Meltem Göksu: Mahkeme-i Kübra’da ilk hesabım annemle sanki. Bu dünyada yaşamama vesile olan ilk insan. İlk hayat suyunu O’nun izniyle annem verdi bana. Peki ya sonra yaptıkları? Beni hiçbir zaman bir yük gibi görmeyip sanki ben oymuşum, sanki benim için yaptığı herşeyi kendisine yapıyorcasına önem verdiğini hissettiren, sınav sabahları benden daha çok heyecanlanan sevgili annem. Evet, galiba ilk hesabım seninle olacak ve ben bunu ödeyebilecek miyim? Bana, sen bu hakkı ödemek için ne yaptın diye sorarlarsa verecek cevap bulabilir miyim bilmiyorum.
Biz fâni insanlarız hesabımızın kimle olacağını bilmek bize düşmez elbet. Ama bu fâni aklımızla tahmin etmeye çalışırken aklıma bir ev arkadaşım geliyor. Onunla da çetin bir hesap yaşayacağımızı düşünüyorum. Hani istemediğin, uzaktan ürkütücü derecede çirkin gelen bazı haller içine düşünce normal oluverir ya işte bunlardan biri dedikodu.
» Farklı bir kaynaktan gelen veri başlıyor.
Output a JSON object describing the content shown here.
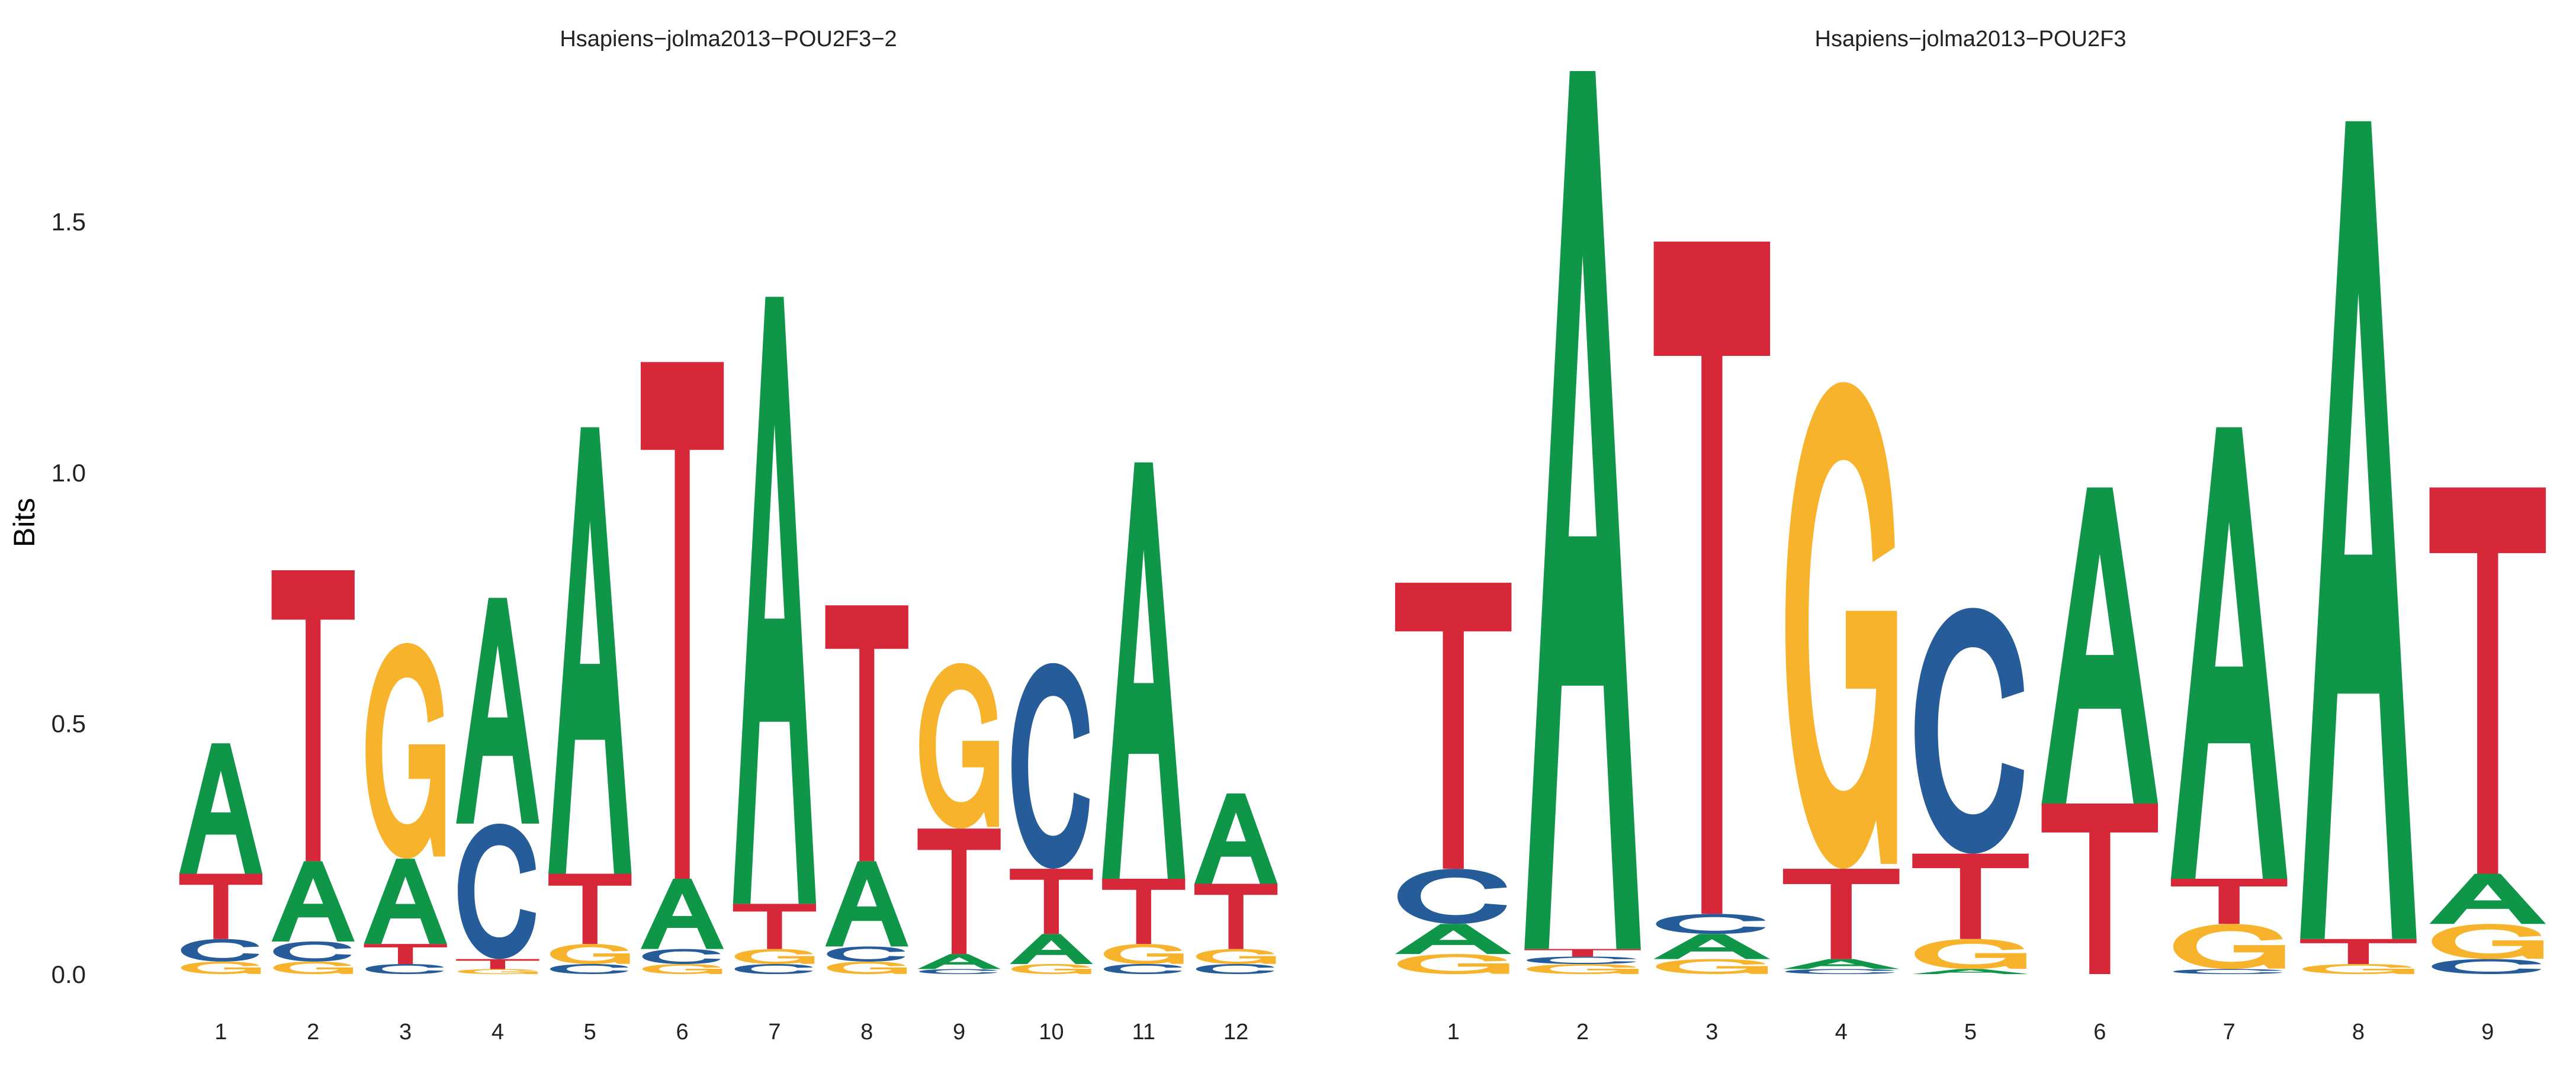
{
  "figure": {
    "ylabel": "Bits",
    "y_ticks": [
      "0.0",
      "0.5",
      "1.0",
      "1.5"
    ]
  },
  "colors": {
    "A": "#109648",
    "C": "#255C99",
    "G": "#F7B32B",
    "T": "#D62839"
  },
  "chart_data": [
    {
      "type": "sequence-logo",
      "title": "Hsapiens−jolma2013−POU2F3−2",
      "ylabel": "Bits",
      "ylim": [
        0,
        1.8
      ],
      "y_ticks": [
        0.0,
        0.5,
        1.0,
        1.5
      ],
      "positions": [
        "1",
        "2",
        "3",
        "4",
        "5",
        "6",
        "7",
        "8",
        "9",
        "10",
        "11",
        "12"
      ],
      "stacks": [
        [
          {
            "letter": "G",
            "height": 0.025
          },
          {
            "letter": "C",
            "height": 0.045
          },
          {
            "letter": "T",
            "height": 0.13
          },
          {
            "letter": "A",
            "height": 0.26
          }
        ],
        [
          {
            "letter": "G",
            "height": 0.025
          },
          {
            "letter": "C",
            "height": 0.04
          },
          {
            "letter": "A",
            "height": 0.16
          },
          {
            "letter": "T",
            "height": 0.58
          }
        ],
        [
          {
            "letter": "C",
            "height": 0.02
          },
          {
            "letter": "T",
            "height": 0.04
          },
          {
            "letter": "A",
            "height": 0.17
          },
          {
            "letter": "G",
            "height": 0.43
          }
        ],
        [
          {
            "letter": "G",
            "height": 0.01
          },
          {
            "letter": "T",
            "height": 0.02
          },
          {
            "letter": "C",
            "height": 0.27
          },
          {
            "letter": "A",
            "height": 0.45
          }
        ],
        [
          {
            "letter": "C",
            "height": 0.02
          },
          {
            "letter": "G",
            "height": 0.04
          },
          {
            "letter": "T",
            "height": 0.14
          },
          {
            "letter": "A",
            "height": 0.89
          }
        ],
        [
          {
            "letter": "G",
            "height": 0.02
          },
          {
            "letter": "C",
            "height": 0.03
          },
          {
            "letter": "A",
            "height": 0.14
          },
          {
            "letter": "T",
            "height": 1.03
          }
        ],
        [
          {
            "letter": "C",
            "height": 0.02
          },
          {
            "letter": "G",
            "height": 0.03
          },
          {
            "letter": "T",
            "height": 0.09
          },
          {
            "letter": "A",
            "height": 1.21
          }
        ],
        [
          {
            "letter": "G",
            "height": 0.025
          },
          {
            "letter": "C",
            "height": 0.03
          },
          {
            "letter": "A",
            "height": 0.17
          },
          {
            "letter": "T",
            "height": 0.51
          }
        ],
        [
          {
            "letter": "C",
            "height": 0.01
          },
          {
            "letter": "A",
            "height": 0.03
          },
          {
            "letter": "T",
            "height": 0.25
          },
          {
            "letter": "G",
            "height": 0.33
          }
        ],
        [
          {
            "letter": "G",
            "height": 0.02
          },
          {
            "letter": "A",
            "height": 0.06
          },
          {
            "letter": "T",
            "height": 0.13
          },
          {
            "letter": "C",
            "height": 0.41
          }
        ],
        [
          {
            "letter": "C",
            "height": 0.02
          },
          {
            "letter": "G",
            "height": 0.04
          },
          {
            "letter": "T",
            "height": 0.13
          },
          {
            "letter": "A",
            "height": 0.83
          }
        ],
        [
          {
            "letter": "C",
            "height": 0.02
          },
          {
            "letter": "G",
            "height": 0.03
          },
          {
            "letter": "T",
            "height": 0.13
          },
          {
            "letter": "A",
            "height": 0.18
          }
        ]
      ]
    },
    {
      "type": "sequence-logo",
      "title": "Hsapiens−jolma2013−POU2F3",
      "ylabel": "",
      "ylim": [
        0,
        1.8
      ],
      "y_ticks": [
        0.0,
        0.5,
        1.0,
        1.5
      ],
      "positions": [
        "1",
        "2",
        "3",
        "4",
        "5",
        "6",
        "7",
        "8",
        "9"
      ],
      "stacks": [
        [
          {
            "letter": "G",
            "height": 0.04
          },
          {
            "letter": "A",
            "height": 0.06
          },
          {
            "letter": "C",
            "height": 0.11
          },
          {
            "letter": "T",
            "height": 0.57
          }
        ],
        [
          {
            "letter": "G",
            "height": 0.02
          },
          {
            "letter": "C",
            "height": 0.015
          },
          {
            "letter": "T",
            "height": 0.015
          },
          {
            "letter": "A",
            "height": 1.75
          }
        ],
        [
          {
            "letter": "G",
            "height": 0.03
          },
          {
            "letter": "A",
            "height": 0.05
          },
          {
            "letter": "C",
            "height": 0.04
          },
          {
            "letter": "T",
            "height": 1.34
          }
        ],
        [
          {
            "letter": "C",
            "height": 0.01
          },
          {
            "letter": "A",
            "height": 0.02
          },
          {
            "letter": "T",
            "height": 0.18
          },
          {
            "letter": "G",
            "height": 0.97
          }
        ],
        [
          {
            "letter": "A",
            "height": 0.01
          },
          {
            "letter": "G",
            "height": 0.06
          },
          {
            "letter": "T",
            "height": 0.17
          },
          {
            "letter": "C",
            "height": 0.49
          }
        ],
        [
          {
            "letter": "T",
            "height": 0.34
          },
          {
            "letter": "A",
            "height": 0.63
          }
        ],
        [
          {
            "letter": "C",
            "height": 0.01
          },
          {
            "letter": "G",
            "height": 0.09
          },
          {
            "letter": "T",
            "height": 0.09
          },
          {
            "letter": "A",
            "height": 0.9
          }
        ],
        [
          {
            "letter": "G",
            "height": 0.02
          },
          {
            "letter": "T",
            "height": 0.05
          },
          {
            "letter": "A",
            "height": 1.63
          }
        ],
        [
          {
            "letter": "C",
            "height": 0.03
          },
          {
            "letter": "G",
            "height": 0.07
          },
          {
            "letter": "A",
            "height": 0.1
          },
          {
            "letter": "T",
            "height": 0.77
          }
        ]
      ]
    }
  ]
}
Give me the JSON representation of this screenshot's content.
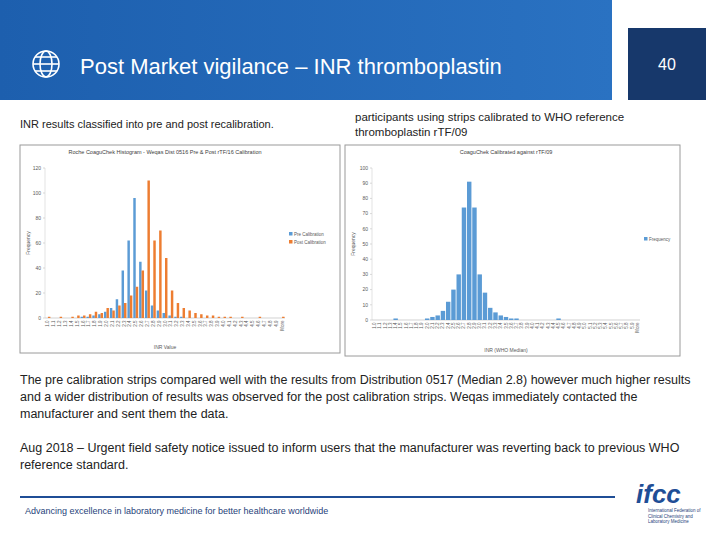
{
  "header": {
    "title": "Post Market vigilance – INR thromboplastin",
    "page_number": 40
  },
  "captions": [
    "INR results classified into pre and post recalibration.",
    "participants using strips calibrated to WHO reference thromboplastin rTF/09"
  ],
  "body": [
    "The pre calibration strips compared well with the results from Distribution 0517 (Median 2.8) however much higher results and a wider distribution of results was observed for the post calibration strips. Weqas immediately contacted the manufacturer and sent them the data.",
    "Aug 2018 – Urgent field safety notice issued to inform users that the manufacturer was reverting back to previous WHO reference standard."
  ],
  "footer": {
    "text": "Advancing excellence in laboratory medicine for better healthcare worldwide",
    "logo": "ifcc",
    "logo_subtitle": "International Federation of Clinical Chemistry and Laboratory Medicine"
  },
  "chart_data": [
    {
      "type": "bar",
      "title": "Roche CoaguChek Histogram - Weqas Dist 0516 Pre & Post rTF/16 Calibration",
      "x_label": "INR Value",
      "y_label": "Frequency",
      "categories": [
        "1.0",
        "1.1",
        "1.2",
        "1.3",
        "1.4",
        "1.5",
        "1.6",
        "1.7",
        "1.8",
        "1.9",
        "2.0",
        "2.1",
        "2.2",
        "2.3",
        "2.4",
        "2.5",
        "2.6",
        "2.7",
        "2.8",
        "2.9",
        "3.0",
        "3.1",
        "3.2",
        "3.3",
        "3.4",
        "3.5",
        "3.6",
        "3.7",
        "3.8",
        "3.9",
        "4.0",
        "4.1",
        "4.2",
        "4.3",
        "4.4",
        "4.5",
        "4.6",
        "4.7",
        "4.8",
        "4.9",
        "More"
      ],
      "series": [
        {
          "name": "Pre Calibration",
          "color": "#5b9bd5",
          "values": [
            0,
            0,
            0,
            0,
            0,
            0,
            1,
            1,
            2,
            3,
            5,
            8,
            15,
            38,
            62,
            96,
            45,
            22,
            10,
            6,
            4,
            2,
            1,
            1,
            0,
            0,
            0,
            0,
            0,
            0,
            0,
            0,
            0,
            0,
            0,
            0,
            0,
            0,
            0,
            0,
            0
          ]
        },
        {
          "name": "Post Calibration",
          "color": "#ed7d31",
          "values": [
            1,
            0,
            1,
            0,
            1,
            2,
            2,
            3,
            5,
            4,
            8,
            6,
            10,
            12,
            18,
            25,
            38,
            110,
            62,
            70,
            48,
            22,
            12,
            8,
            6,
            4,
            3,
            2,
            2,
            1,
            1,
            1,
            0,
            1,
            0,
            0,
            1,
            0,
            0,
            0,
            1
          ]
        }
      ],
      "ylim": [
        0,
        120
      ],
      "yticks": [
        0,
        20,
        40,
        60,
        80,
        100,
        120
      ],
      "grid": false,
      "legend": "right"
    },
    {
      "type": "bar",
      "title": "CoaguChek Calibrated against rTF/09",
      "x_label": "INR (WHO Median)",
      "y_label": "Frequency",
      "categories": [
        "1.0",
        "1.1",
        "1.2",
        "1.3",
        "1.4",
        "1.5",
        "1.6",
        "1.7",
        "1.8",
        "1.9",
        "2.0",
        "2.1",
        "2.2",
        "2.3",
        "2.4",
        "2.5",
        "2.6",
        "2.7",
        "2.8",
        "2.9",
        "3.0",
        "3.1",
        "3.2",
        "3.3",
        "3.4",
        "3.5",
        "3.6",
        "3.7",
        "3.8",
        "3.9",
        "4.0",
        "4.1",
        "4.2",
        "4.3",
        "4.4",
        "4.5",
        "4.6",
        "4.7",
        "4.8",
        "4.9",
        "5.0",
        "5.1",
        "5.2",
        "5.3",
        "5.4",
        "5.5",
        "5.6",
        "5.7",
        "5.8",
        "5.9",
        "More"
      ],
      "series": [
        {
          "name": "Frequency",
          "color": "#5b9bd5",
          "values": [
            0,
            0,
            0,
            0,
            1,
            0,
            0,
            0,
            0,
            0,
            1,
            2,
            3,
            6,
            12,
            20,
            30,
            74,
            91,
            74,
            30,
            18,
            8,
            5,
            3,
            2,
            1,
            1,
            0,
            0,
            0,
            0,
            0,
            0,
            0,
            1,
            0,
            0,
            0,
            0,
            0,
            0,
            0,
            0,
            0,
            0,
            0,
            0,
            0,
            0,
            0
          ]
        }
      ],
      "ylim": [
        0,
        100
      ],
      "yticks": [
        0,
        10,
        20,
        30,
        40,
        50,
        60,
        70,
        80,
        90,
        100
      ],
      "grid": false,
      "legend": "right"
    }
  ]
}
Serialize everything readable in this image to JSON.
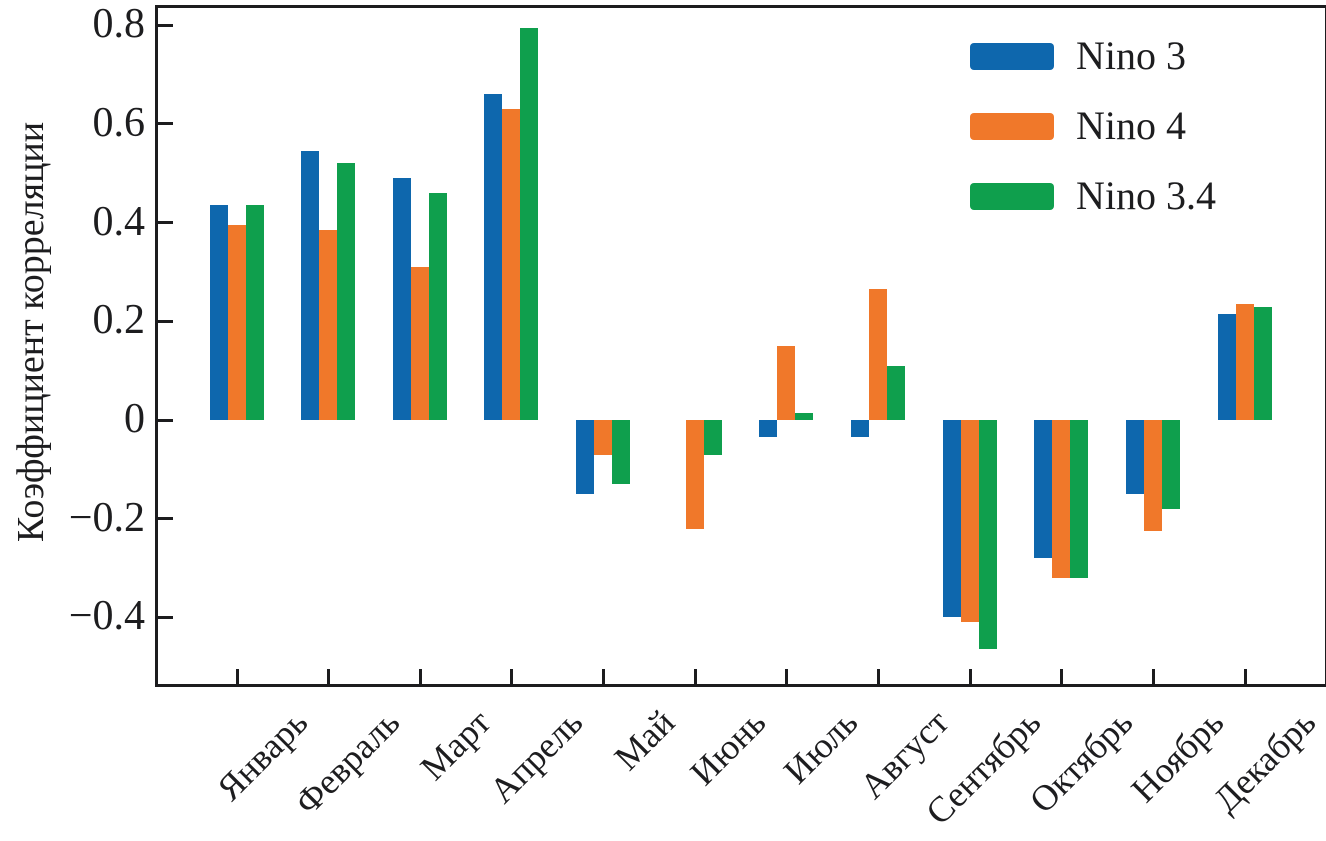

Diğer ev arkadaşlarımla birlikte onun arkasından konuşmak. Her ne kadar bu durum karşılıklı olsa da haklılık sebebi sayılmayacağını biliyorum. Kardeşinin etini yemek masum görülmeyecek o kasvetli günde. Tek sığınağım karşılıklı helalleşmiş olmak.

Emine Akyüz: Mahşer günü, önemsemeden çöpe attığım tüm ekmek parçaları için -dünyanın neresinde olurlarsa olsunlar- aç çocukların soracağı sorularla karşı karşıya kalacağımı biliyorum… İçimde sakladığım tüm sevgilere gereksinim duyan birçok insanın benden hesap soracaklarına inanıyorum.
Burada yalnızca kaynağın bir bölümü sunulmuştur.